Al-Jehani’s family prefers to give out Eidiyas in person: “The experience is different, holding cash in your hand,” she said.

Al-Jehani added that most of the elderly in her family do not know how to use electronic payment platforms.

Saudi medical student Renad Bajodah, 25, said Eid celebrations are important experiences and will have a lasting impact on a child’s memory.

“Eid means joy to me. It means coming together and honoring the days of our lives, and celebrating after the completion of the holy month of Ramadan,” Bajodah told Arab News. 

“The excitement of Eid’s eve is what is most beautiful to me, seeing kids wearing their new pajamas all happy on the night of Eid. It also teaches parents how to give to their children. To give them the best experience and beautiful childhood memories.” 

While Bajodah’s family still prefers Eidiyas in cash, they sanitize them thoroughly before delivering in carefully closed envelopes. They like the “traditional old school style,” he said.

Saudi Yara Ahmad, 27, who works in the market research industry, said Eid Al-Fitr means a lot to her.
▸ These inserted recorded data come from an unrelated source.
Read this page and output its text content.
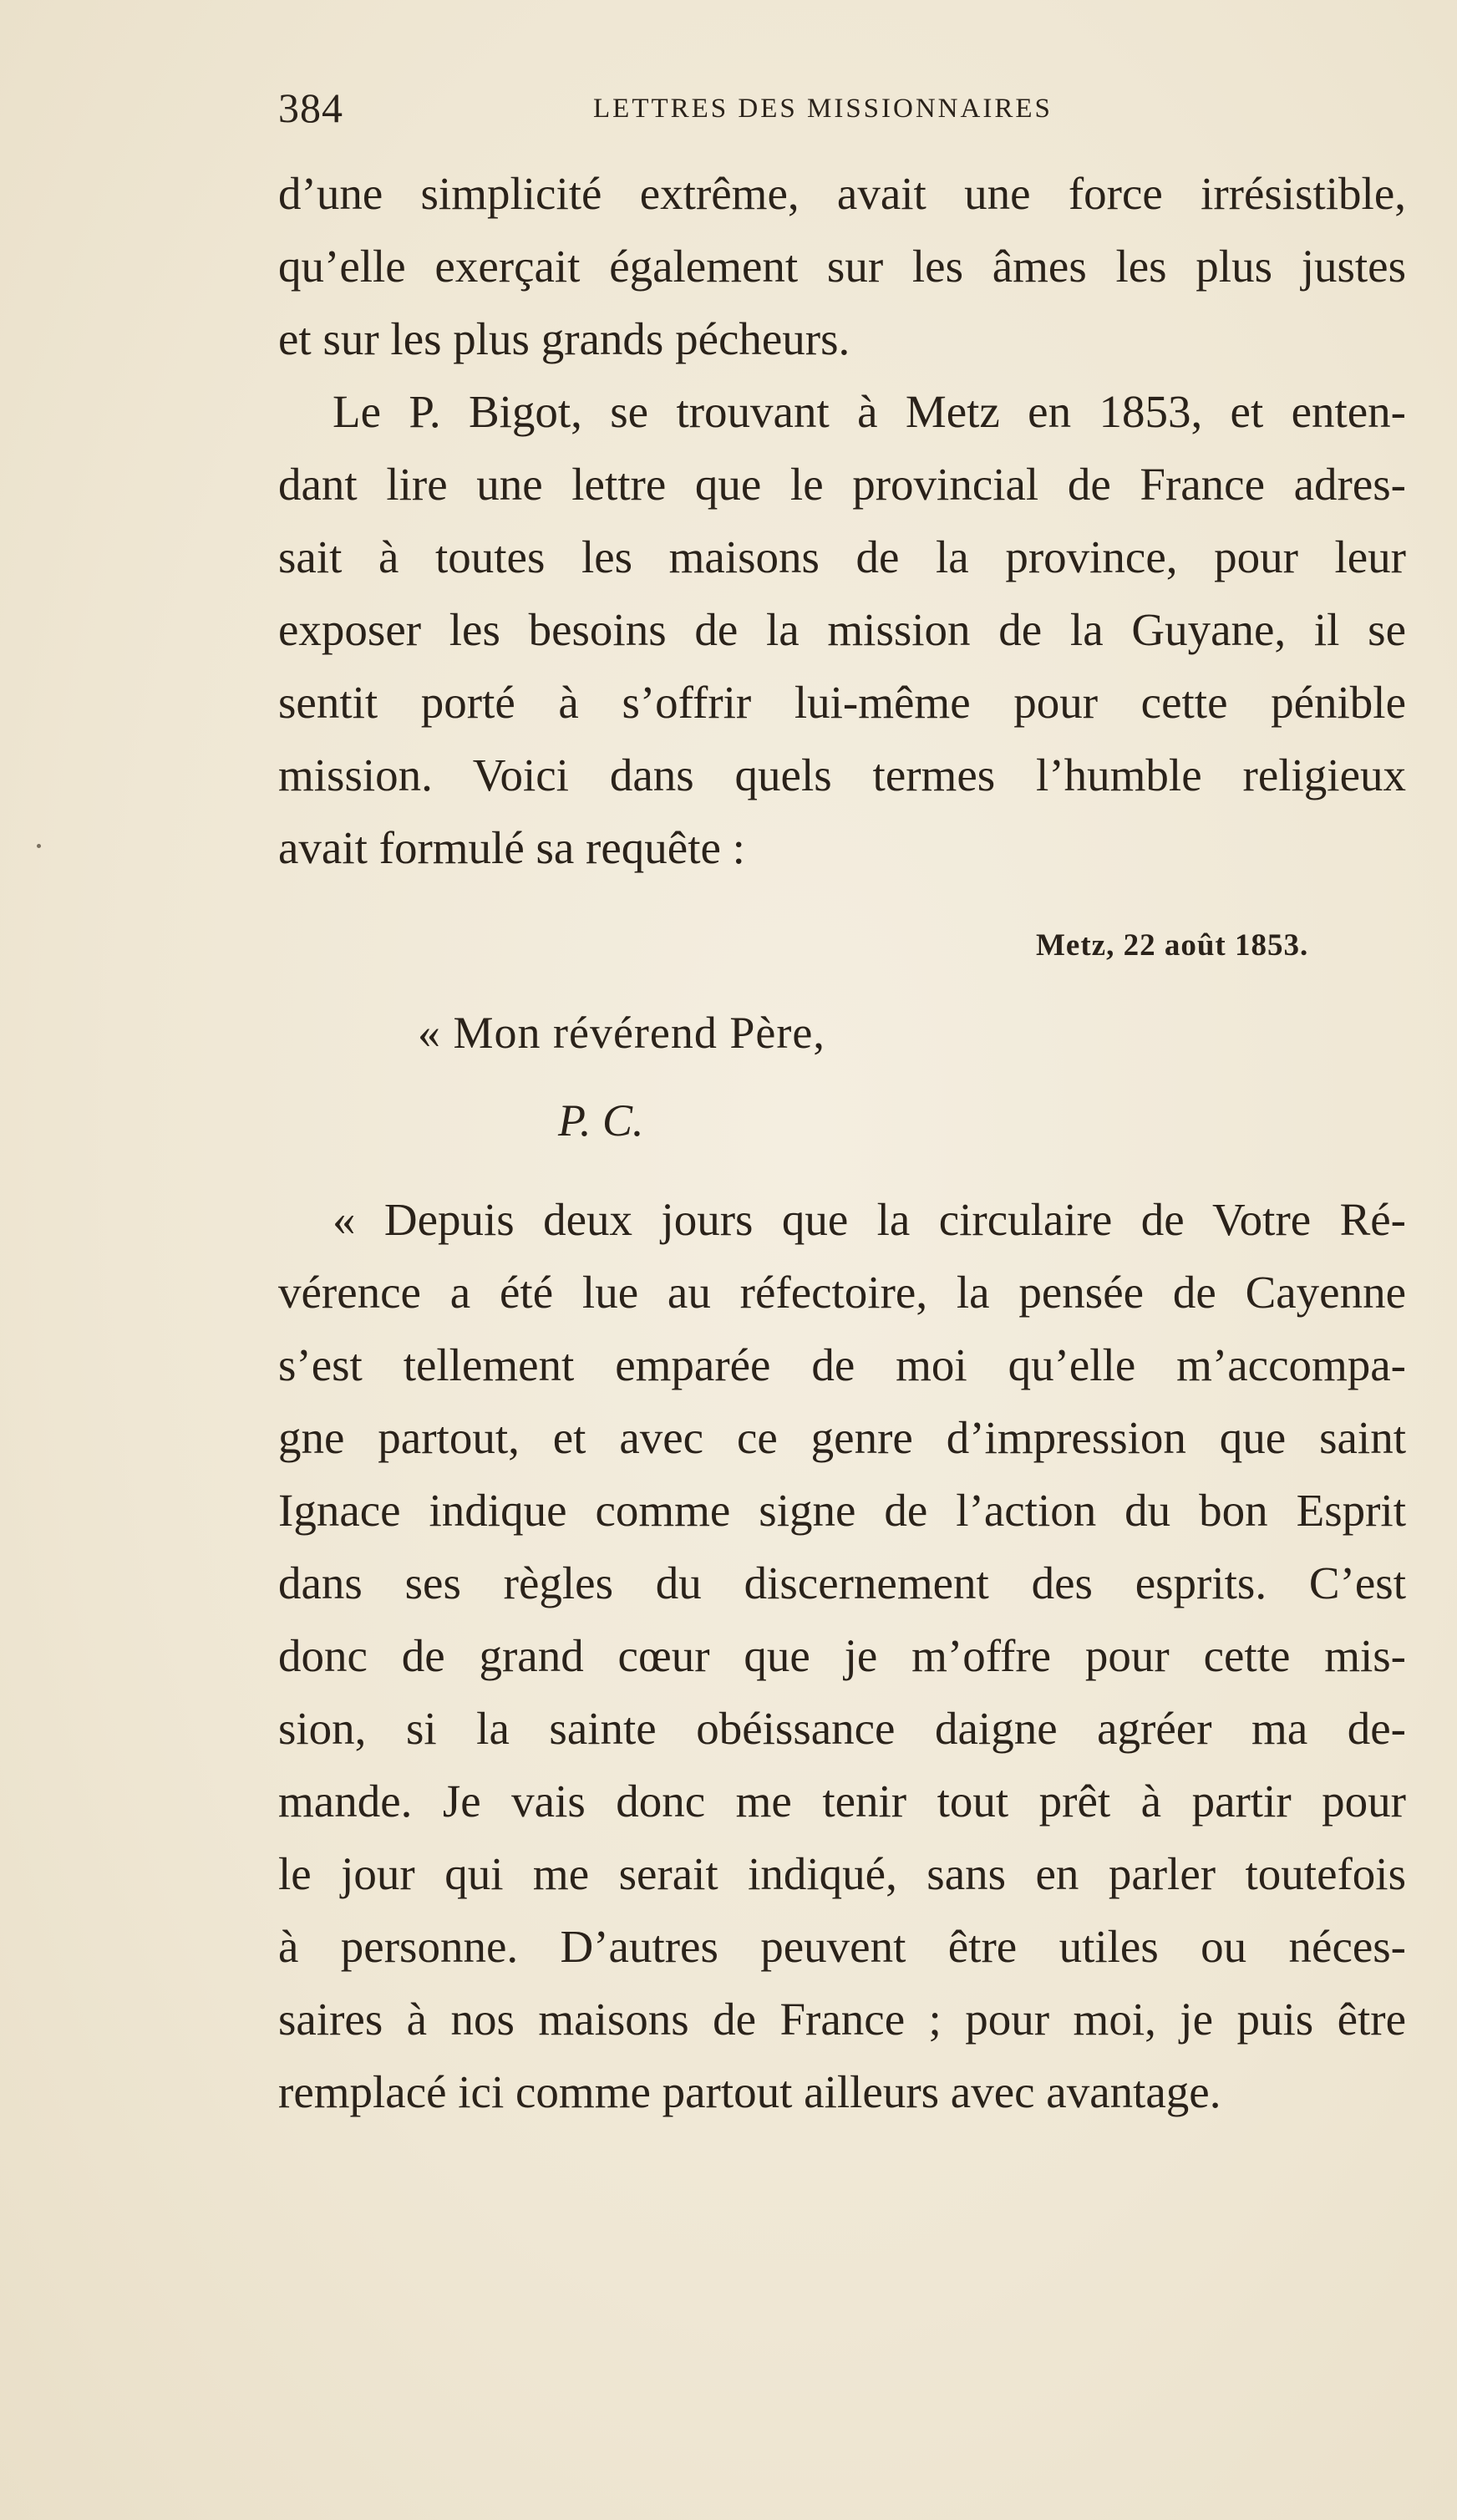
384	LETTRES DES MISSIONNAIRES
d’une simplicité extrême, avait une force irrésistible,
qu’elle exerçait également sur les âmes les plus justes
et sur les plus grands pécheurs.
Le P. Bigot, se trouvant à Metz en 1853, et enten-
dant lire une lettre que le provincial de France adres-
sait à toutes les maisons de la province, pour leur
exposer les besoins de la mission de la Guyane, il se
sentit porté à s’offrir lui-même pour cette pénible
mission. Voici dans quels termes l’humble religieux
avait formulé sa requête :
Metz, 22 août 1853.
« Mon révérend Père,
P. C.
« Depuis deux jours que la circulaire de Votre Ré-
vérence a été lue au réfectoire, la pensée de Cayenne
s’est tellement emparée de moi qu’elle m’accompa-
gne partout, et avec ce genre d’impression que saint
Ignace indique comme signe de l’action du bon Esprit
dans ses règles du discernement des esprits. C’est
donc de grand cœur que je m’offre pour cette mis-
sion, si la sainte obéissance daigne agréer ma de-
mande. Je vais donc me tenir tout prêt à partir pour
le jour qui me serait indiqué, sans en parler toutefois
à personne. D’autres peuvent être utiles ou néces-
saires à nos maisons de France ; pour moi, je puis être
remplacé ici comme partout ailleurs avec avantage.
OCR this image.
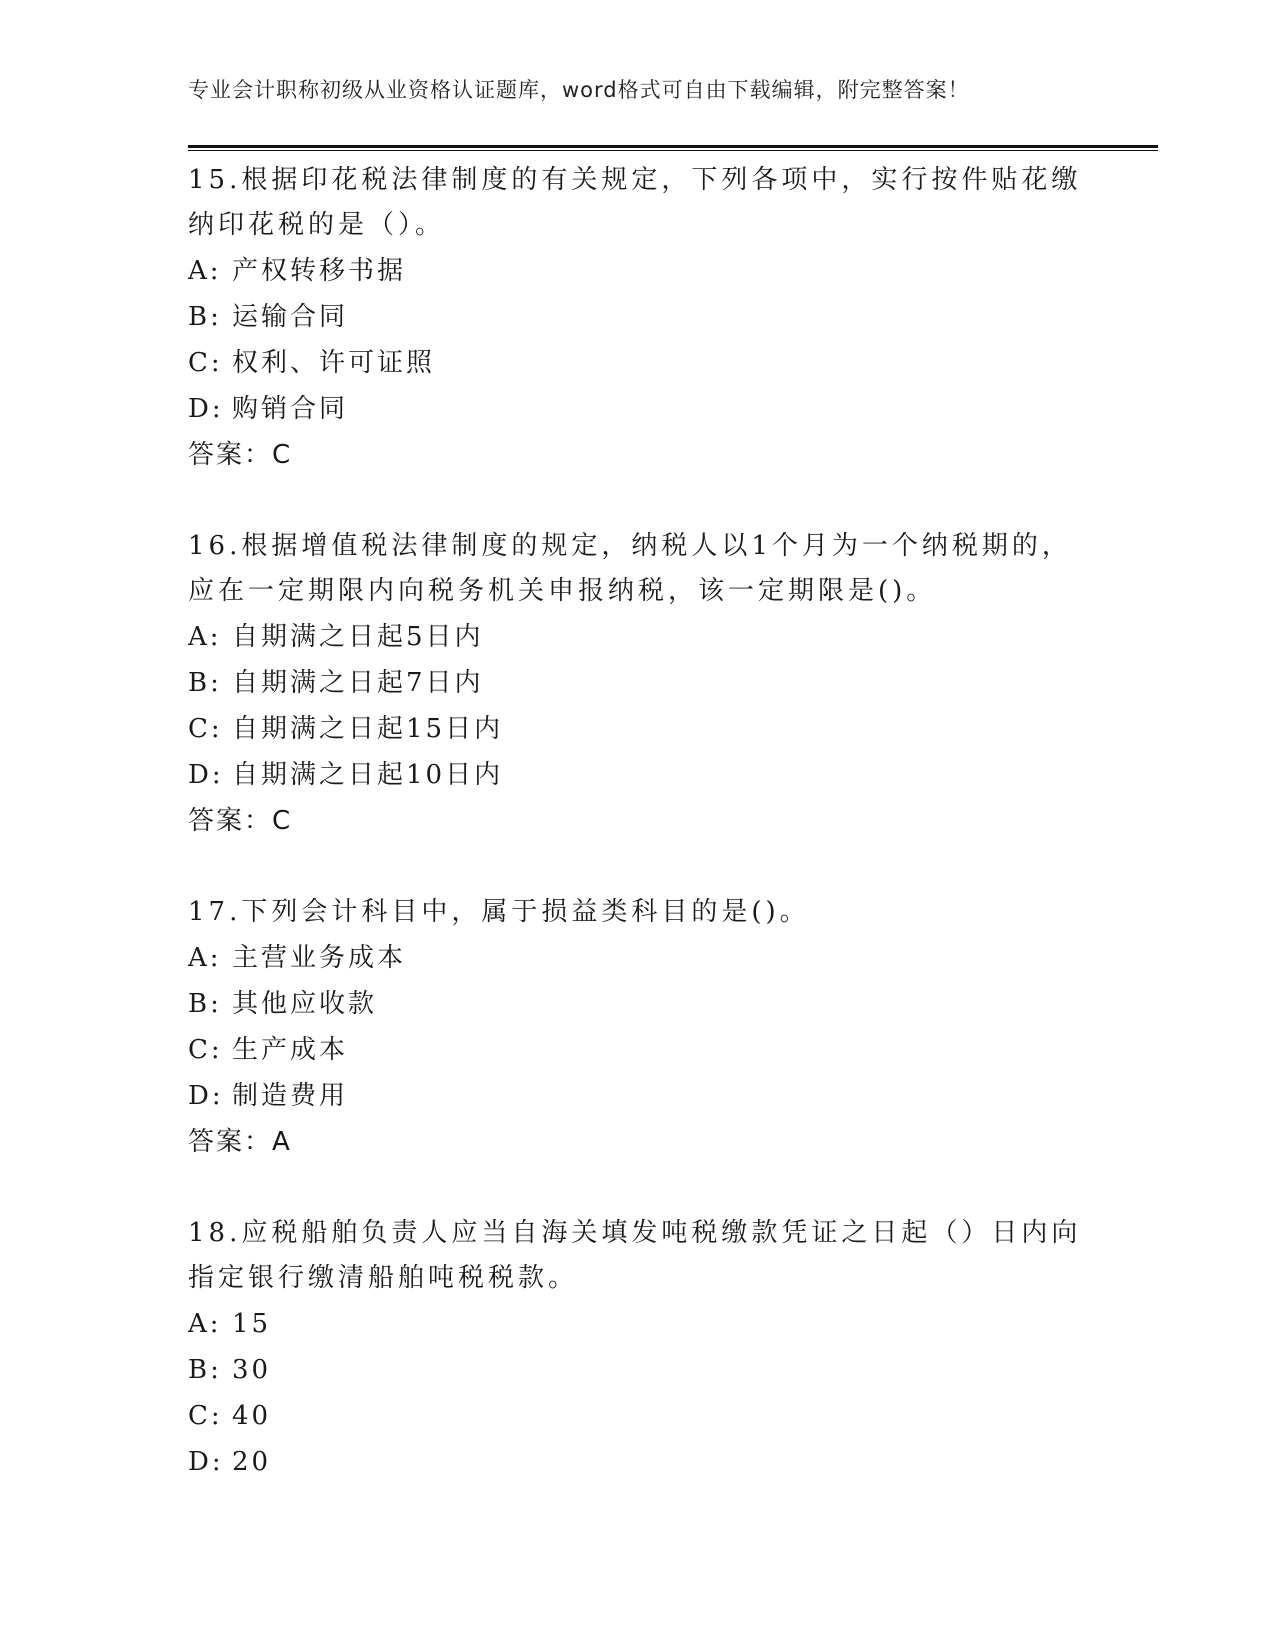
专业会计职称初级从业资格认证题库，word格式可自由下载编辑，附完整答案！

15.根据印花税法律制度的有关规定，下列各项中，实行按件贴花缴纳印花税的是（）。

A: 产权转移书据

B: 运输合同

C: 权利、许可证照

D: 购销合同

答案：C

16.根据增值税法律制度的规定，纳税人以1个月为一个纳税期的，应在一定期限内向税务机关申报纳税，该一定期限是()。

A: 自期满之日起5日内

B: 自期满之日起7日内

C: 自期满之日起15日内

D: 自期满之日起10日内

答案：C

17.下列会计科目中，属于损益类科目的是()。

A: 主营业务成本

B: 其他应收款

C: 生产成本

D: 制造费用

答案：A

18.应税船舶负责人应当自海关填发吨税缴款凭证之日起（）日内向指定银行缴清船舶吨税税款。

A: 15

B: 30

C: 40

D: 20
The whole experience from new clothes, delicious food and candy, family gatherings and Eidiya money is something adults and children alike look forward to every year.

Electronic Eidiya did not bode well for her family which continues to distribute cash to children while keeping in mind the sanitization part and necessary precautions.

Saudi Salman Al-Otaibi, 32, who prefers the old-fashioned way of giving out Eidiyas while following hygienic measures, said a new voting poll for Eidiyas that has been circulating a week before Eid Al-Fitr takes away a special element.

“The idea has nothing to do with the purpose of Eidiyas and bringing a smile on children and adults’ faces,” he told Arab News. 

“Because it has become a contest and everyone is running after people in groups and social media sites to vote. I think it is far from what Eidiya is supposed to mean.”